As indicated earlier, 12 U.S.C. Sec. 1786(i) provides for judicial review of an order of the Administrator of the Federal Credit Union Administration. And that statute states that our review shall be as provided in the Administrative Procedure Act. Section 706, 5 U.S. C., spells out the scope of our review of the order of the Administrator. Illustrative of the fact that in the instant case our review of the decision of the Administrator is not wide-ranging in scope, we note, for example, that administrative action has been held to be conclusive on review unless such action is not in accordance with law or is unsupported by competent, material and substantial evidence, or is arbitrary or capricious. Reconstruction Finance Corp. v. Lightsey, 185 F.2d 167 (4th Cir. 1950). With this in mind, then, let us examine the principles which in our view govern this controversy.
In the first place, no administrative body may contract with a corporate body which it regulates in a manner contrary to the statute which it is charged with administering, nor in a manner which would not give full effect to the intent of Congress. Peoples Bank v. Eccles, 82 U.S.App.D.C. 126, 161 F.2d 636 (1947), rev'd on other grounds, 333 U.S. 426, 68 S.Ct. 641, 92 L.Ed. 784 (1947). In determining the intent of Congress, administrative interpretation, practice and usage are accorded great weight by a reviewing court where a particular statute is susceptible of different reading. Lindberg v. Brenner, 130 U.S.App.D.C. 257, 399 F.2d 990 (1968); Garvey v. Freeman, 397 F.2d 600 (10th Cir. 1968); and H. B. Zachry Co. v. United States, 344 F.2d 352, 170 Ct.Cl. 115 (1965). So, it has been held that a court should not overturn an administrative interpretation of a statute which it is charged with administering unless it can be said that the interpretation is plainly erroneous. Jno. McCall Coal Co. v. United States, 374 F.2d 689 (4th Cir. 1967). Similarly, it has been stated that an administrative agency's interpretation of its own regulations is to be accorded great deference and is controlling as long as it is one of several reasonable interpretations, and even though it may not appear quite as reasonable as some other. Roy Bryant Cattle Co. v. United States, 463 F.2d 418 (5th Cir. 1972). Finally, it is a well settled principle that where a contract is susceptible of two interpretations, preference will be given to the interpretation which does not violate the law. Great Northern Railway Co. v. Delmar Co., 283 U.S. 686, 51 S.Ct. 579, 75 L.Ed. 1349 (1931).
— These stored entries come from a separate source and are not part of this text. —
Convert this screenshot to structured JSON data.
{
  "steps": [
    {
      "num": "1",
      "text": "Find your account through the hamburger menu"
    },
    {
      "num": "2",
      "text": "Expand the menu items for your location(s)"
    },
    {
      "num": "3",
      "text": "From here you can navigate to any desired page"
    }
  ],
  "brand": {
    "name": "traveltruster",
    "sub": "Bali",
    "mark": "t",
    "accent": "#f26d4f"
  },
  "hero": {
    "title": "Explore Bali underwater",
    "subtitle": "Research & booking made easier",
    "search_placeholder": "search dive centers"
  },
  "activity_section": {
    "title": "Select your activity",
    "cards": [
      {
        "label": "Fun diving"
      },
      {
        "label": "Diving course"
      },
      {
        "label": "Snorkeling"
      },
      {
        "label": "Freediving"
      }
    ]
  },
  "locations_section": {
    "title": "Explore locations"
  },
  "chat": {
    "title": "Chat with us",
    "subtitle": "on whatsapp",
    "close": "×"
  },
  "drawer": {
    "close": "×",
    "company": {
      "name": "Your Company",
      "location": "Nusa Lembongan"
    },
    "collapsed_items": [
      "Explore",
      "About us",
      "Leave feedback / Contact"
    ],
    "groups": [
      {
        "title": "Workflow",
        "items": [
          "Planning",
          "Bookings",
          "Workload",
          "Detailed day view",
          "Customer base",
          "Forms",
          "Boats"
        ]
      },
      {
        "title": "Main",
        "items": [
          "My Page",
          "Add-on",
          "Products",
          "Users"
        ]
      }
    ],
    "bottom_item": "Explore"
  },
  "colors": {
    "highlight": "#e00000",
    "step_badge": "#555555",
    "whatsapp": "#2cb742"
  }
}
Application of the foregoing principles to the instant controversy leads us to conclude that the order of the Administrator approving and adopting the findings, conclusions and recommendation of the Hearing Examiner is proper and correct. To approve, in effect, the earlier action of Forbes in going from Kansas to Tennessee to enroll new members simply because they were technically eligible to receive benefits and services at Forbes Air Force Base, though in fact they did not, would mean that in the future Forbes in its efforts to increase its membership could create a branch office at virtually any military installation, wherever located. In our view, such would violate the statutory provision that a federal credit union shall serve a described territory and that its members shall have a "common bond," one with the other, as that phrase has been consistently interpreted by the Administrator.
In sum, then, the order complained of is not plainly erroneous; and, on the contrary, in our view the Administrator has given the 1967 charter amendment a reasonable interpretation consonant with the Congressional mandate and the regulations promulgated pursuant thereto.